É estranho, pois o senso comum indicaria que a felicidade tende a diminuir a cada velinha no bolo de aniversário.
Os
gráficos ligando satisfação pessoal e idade mostram uma curva em "U". A
felicidade começa alta, vai caindo até chegar à base da letra e volta a
subir com a idade.
Os
números variam muito, porém. Em uma pesquisa, a meia-idade chega aos 50
para americanos; em outra, aos 44,5. Os brasileiros atingem a crise aos
46,7, para um estudo, e, para outro, aos 36,5. Na Ucrânia, o mal-estar
máximo chega aos 62,1 anos.
"Essa
diversidade vem das amostras pequenas nesses países. O número varia
menos em grandes amostras", diz um dos autores do estudo da curva do "U"
do bem-estar, o economista Andrew J. Oswald, da Universidade de
Warwick, Reino Unido.
O estudo analisou 500 mil pessoas, entre americanos e europeus, que responderam sobre seu estado emocional.
Depois
de se checar detalhes que poderiam afetar os resultados (renda, vida
afetiva etc.), conclui-se que americanos atingem a crise aos 52,6 e
europeus, aos 46,5.
"A Segunda Guerra parece ter cobrado um preço maior dessa geração de europeus", na interpretação de Oswald.
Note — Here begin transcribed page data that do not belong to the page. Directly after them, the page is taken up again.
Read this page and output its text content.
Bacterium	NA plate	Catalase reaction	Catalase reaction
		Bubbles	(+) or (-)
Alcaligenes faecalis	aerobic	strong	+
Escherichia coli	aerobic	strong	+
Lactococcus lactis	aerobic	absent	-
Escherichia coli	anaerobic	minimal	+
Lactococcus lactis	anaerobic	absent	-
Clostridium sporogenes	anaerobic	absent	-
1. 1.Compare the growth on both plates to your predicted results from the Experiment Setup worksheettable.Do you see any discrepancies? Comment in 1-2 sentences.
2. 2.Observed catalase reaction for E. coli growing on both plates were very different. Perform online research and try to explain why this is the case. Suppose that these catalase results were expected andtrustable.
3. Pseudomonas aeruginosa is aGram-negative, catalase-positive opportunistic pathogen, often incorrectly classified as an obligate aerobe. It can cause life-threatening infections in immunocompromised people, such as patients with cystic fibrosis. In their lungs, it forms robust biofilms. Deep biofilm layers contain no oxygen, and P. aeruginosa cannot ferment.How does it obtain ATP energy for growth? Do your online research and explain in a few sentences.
E o que explicaria o fenômeno em geral?
ACEITAÇÃO
"Minha
teoria é que na meia-idade enfrentamos nossas deficiências e as
aceitamos. Então ficamos mais contentes com a vida", diz Oswald. "Eu
poderia ter sido jogador de futebol e feito gols contra o Brasil, mas
percebi que teria de me contentar em ser professor", brinca.
Outro
estudo criou um "instantâneo da distribuição pela idade do bem-estar
psicológico nos EUA" com base em 340.847 pessoas. E cravou a crise em
torno de 50.
Nesse
estudo, a pessoa avaliava, numa escada com degraus de zero a dez, como
se sentia em relação à vida. "Em qual degrau você se sente agora?" era a
pergunta.
O
líder da pesquisa, Arthur A. Stone, da Universidade de Stony Brook,
disse à Folha que considera a curva em "U" um enigma. "Nós e muitos
outros estamos investigando fatores responsáveis, mas ainda não
sabemos."
Entre
os fatores que eles esperavam que teriam impacto no resultado e não
tiveram estão o gênero, o fato de ter filhos com menos de 18 anos em
casa, o desemprego e a falta de um parceiro.
Já
o pesquisador Andrew Clark, da Paris School of Economics, usou dados de
uma pesquisa britânica para seus estudos sobre a curva do "U". Um
questionário com 12 itens registrou as sensações de estresse, depressão e
falta de confiança dos entrevistados.
As
pessoas responderam se perdiam o sono por preocupação, se se sentiam
sob pressão, se perderam a autoconfiança e se pensavam em si como alguém
sem valor.
Clark disse à Folha que a curva em "U" reflete o que acontece com gente de mais idade: promoções, filhos etc.
"A
diferença entre os países reflete as diferenças nesses fatores. Se você
tem filhos aos 20, está lidando com adolescentes aos 35, se tem filhos
aos 35, vai lidar com adolescentes aos 50. O divórcio também pode
ocorrer em diferentes idades, em cada país. Isso soa como explicação",
diz.
E lidar com adolescentes estressa qualquer cristão.
Clark
também concorda com Oswald sobre a influência da perda de altas
expectativas no aumento do bem-estar após a meia-idade. E dá o mesmo
exemplo do jogador de futebol, embora o seu seja mais nacionalista: "Um
dia desses eu desisti de jogar pela Inglaterra".
A
psicóloga Laura Carstensen, da Universidade Stanford, EUA, é autora de
uma teoria pioneira que explica a alta da felicidade na velhice.
SELETIVIDADE
Segundo
a sua "teoria da seletividade socioemocional", à medida que os
horizontes de tempo vão ficando mais curtos, as pessoas priorizam
determinados objetivos emocionais. Passam a evitar amigos chatos, por
exemplo.
"A
experiência emocional fica melhor com a idade porque as pessoas passam a
investir esforço em assuntos importantes para elas", escreveu
Carstensen em artigo na "Psychology and Aging".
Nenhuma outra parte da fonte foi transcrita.